The NICP instance is used to apply the algorithm.

[20]:
T_dict, pairs_dict, report = nicp(coords_dict, normals_dict)
[21]:
fig = plt.figure(figsize=(15, 15))
ax = plt.axes(projection='3d')
ax.set_xlim(axes_lims[0], axes_lims[3])
ax.set_ylim(axes_lims[1], axes_lims[4])
ax.set_zlim(axes_lims[2], axes_lims[5])
ax.set_xlabel('X')
ax.set_ylabel('Y')
ax.set_zlabel('Z')

for key in coords_dict:
    coords = transformation.transform(coords_dict[key], T_dict[key])
    ax.scatter(*coords.T, color=colors[key], label=key)
ax.legend()
plt.show()
../_images/tutorials_icp_36_0.png
[22]:
fig = plt.figure(figsize=(15, 8))
plt.xlim(0, len(report['RMSE']) + 1)
plt.xlabel('Iteration')
plt.ylabel('RMSE')

plt.bar(np.arange(len(report['RMSE']))+1, report['RMSE'], color='gray')
plt.show()
../_images/tutorials_icp_37_0.png

We can see, that the convergence rate of the NICP algorithm is much better compared to the traditional ICP algorithm. In particular, the alignment is more plausible.

Finally, we create an animation to visualize the convergence.

[23]:
fig = plt.figure(figsize=(8, 8))
ax = plt.axes(projection='3d')
ax.set_xlim(axes_lims[0], axes_lims[3])
ax.set_ylim(axes_lims[1], axes_lims[4])
ax.set_zlim(axes_lims[2], axes_lims[5])
fig.tight_layout()

# initializing plot
artists={
    key: ax.plot([],[],[], '.', color=colors[key], label=key)[0]
    for key in coords_dict
}
ax.legend()

# collecting the roto-translation matrices
T_iter = [{key: np.eye(4) for key in coords_dict}] + report['T']

def animate(i):
    # updates the frame
    ax.set_xlabel('Iteration %i' % i)
    for key in coords_dict:
            coords = transformation.transform(coords_dict[key], T_iter[i][key])
            artists[key].set_data(coords[:, 0], coords[:, 1])
            artists[key].set_3d_properties(coords[:, 2])
    return artists.values()

# creates the animation
anim = animation.FuncAnimation(fig, animate, frames=range(len(T_iter)), interval=250, blit=True)

# save as GIF
anim.save('nicp.gif', writer=animation.ImageMagickWriter())
plt.close()
# display as HTML (online version only)
HTML(anim.to_jshtml())
[23]:


Once Loop Reflect

References

[1] P.J. Besl and N.D. McKay (1992): ‘A Method for Registration of 3-D Shapes’, IEEE Transactions on Pattern Analysis and Machine Intelligence, vol. 14 (2): 239-256.

[2] Stanford University Computer Graphics Laboratory, (1993): ‘Stanford Bunny’, URL https://graphics.stanford.edu/data/3Dscanrep/ (accessed January 17, 2019).
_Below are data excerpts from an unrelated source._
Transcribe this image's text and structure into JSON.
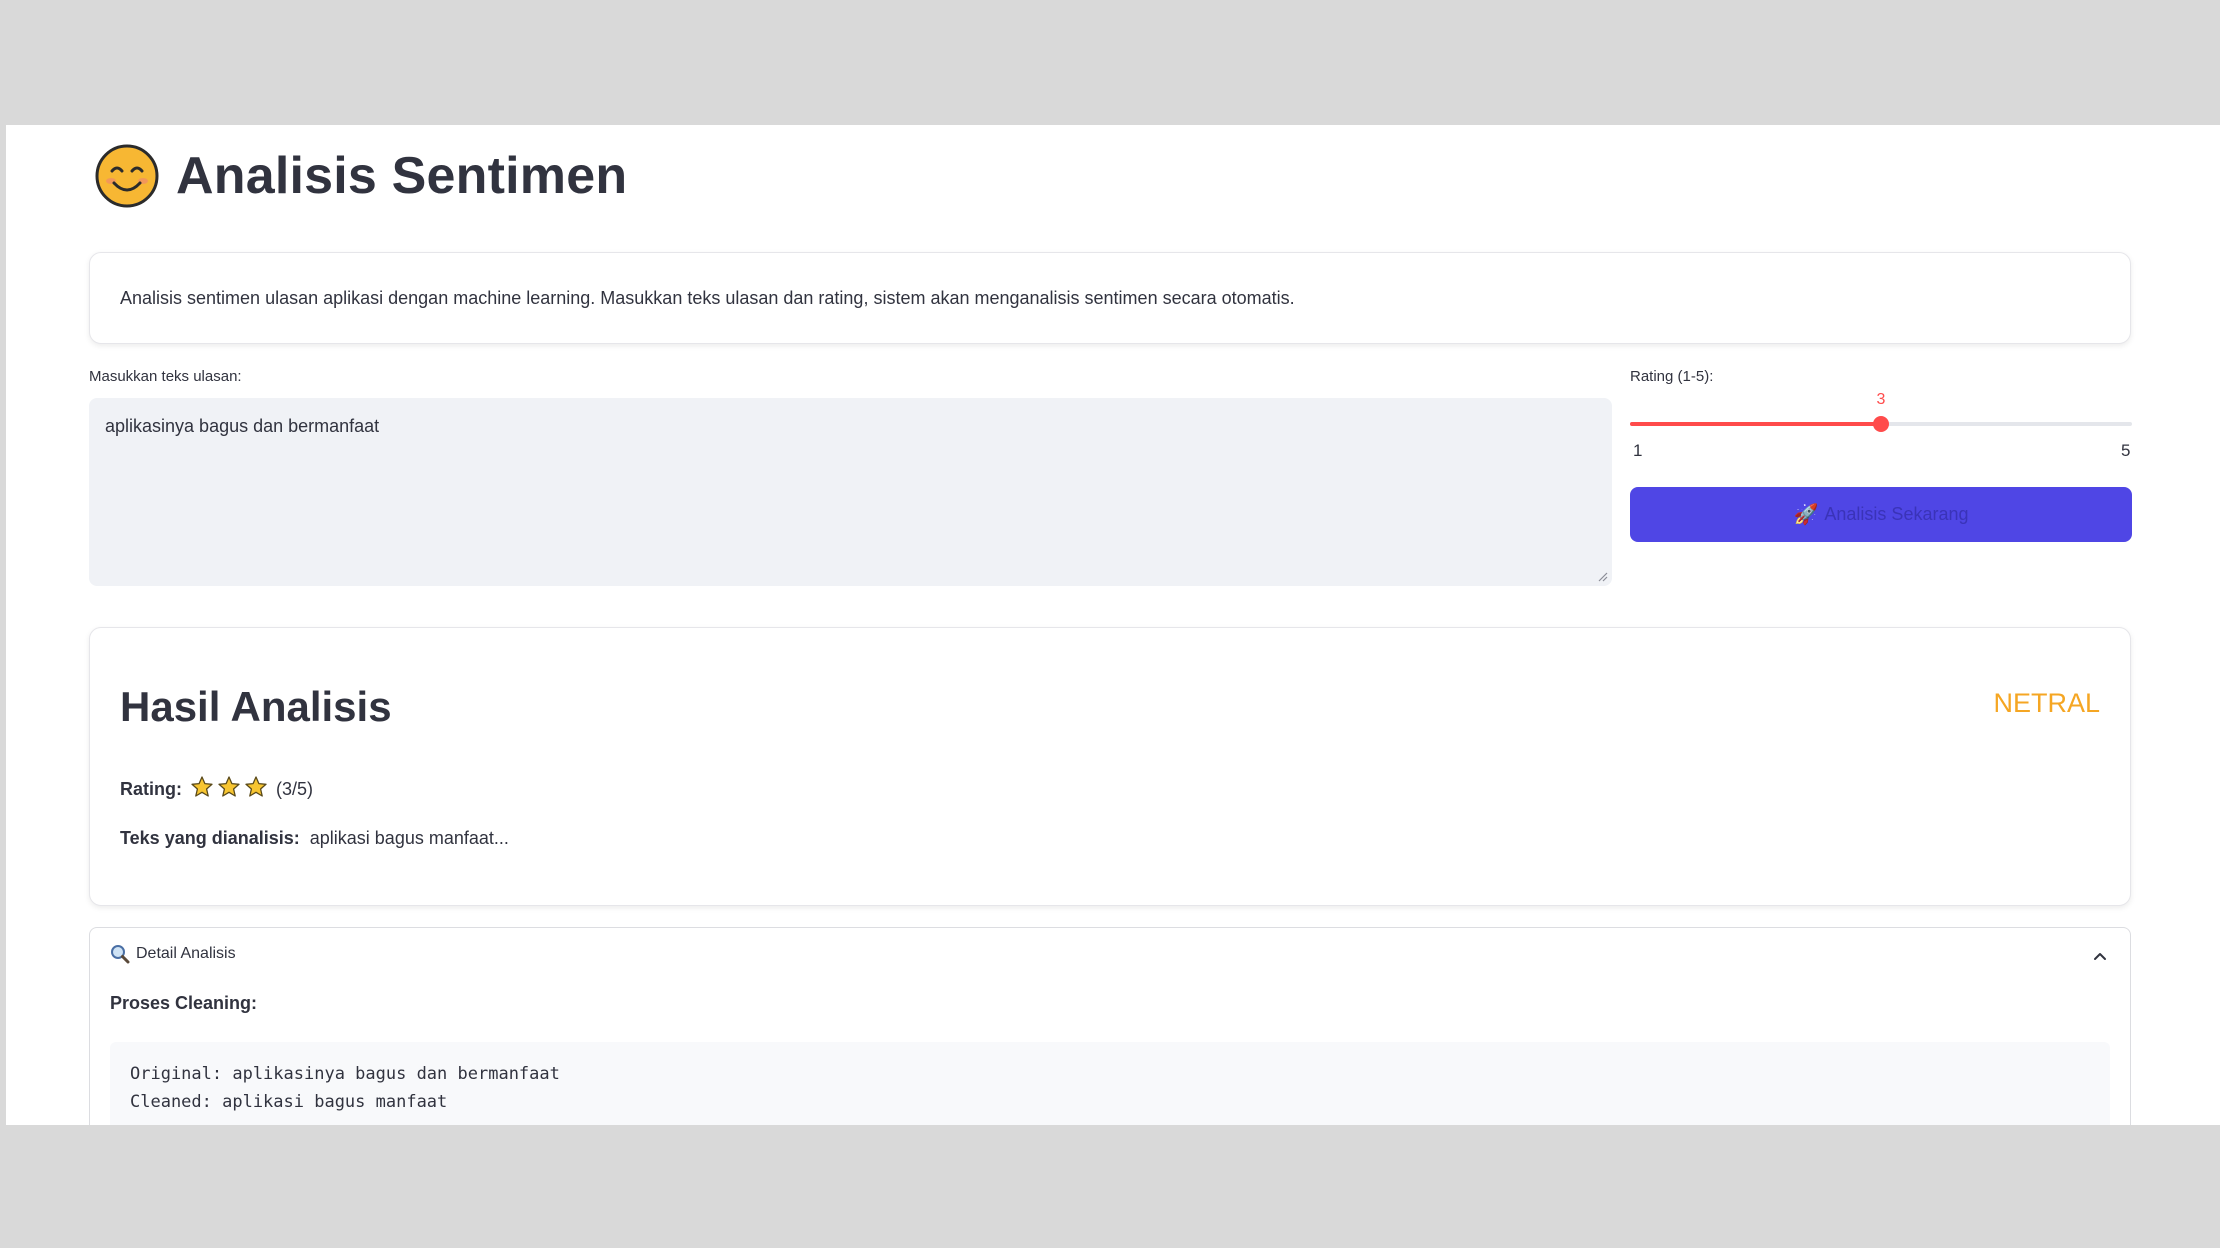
{
  "header": {
    "title": "Analisis Sentimen",
    "icon": "smiling-face-icon"
  },
  "info": {
    "text": "Analisis sentimen ulasan aplikasi dengan machine learning. Masukkan teks ulasan dan rating, sistem akan menganalisis sentimen secara otomatis."
  },
  "review_input": {
    "label": "Masukkan teks ulasan:",
    "value": "aplikasinya bagus dan bermanfaat"
  },
  "rating_slider": {
    "label": "Rating (1-5):",
    "value": 3,
    "value_text": "3",
    "min": 1,
    "max": 5,
    "min_label": "1",
    "max_label": "5",
    "accent_color": "#ff4b4b"
  },
  "analyze_button": {
    "label": "Analisis Sekarang",
    "icon": "rocket-icon",
    "color": "#4f46e5"
  },
  "result": {
    "title": "Hasil Analisis",
    "sentiment": "NETRAL",
    "sentiment_color": "#f5a623",
    "rating_label": "Rating:",
    "stars": 3,
    "rating_count": "(3/5)",
    "analyzed_label": "Teks yang dianalisis:",
    "analyzed_text": "aplikasi bagus manfaat..."
  },
  "detail": {
    "header": "Detail Analisis",
    "icon": "magnifier-icon",
    "expanded": true,
    "cleaning_title": "Proses Cleaning:",
    "original_line": "Original: aplikasinya bagus dan bermanfaat",
    "cleaned_line": "Cleaned: aplikasi bagus manfaat"
  }
}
[3] J. Serafin and G. Grisetti (2014): ‘Using augmented measurements to improve the convergence of icp’, International Conference on Simulation, Modeling, and Programming for Autonomous Robots. Springer, Cham: 566-577.

[4] J. Serafin and G. Grisetti (2014): ‘NICP: Dense normal based pointcloud registration’, International Conference on Intelligent Robots and Systems (IROS): 742-749.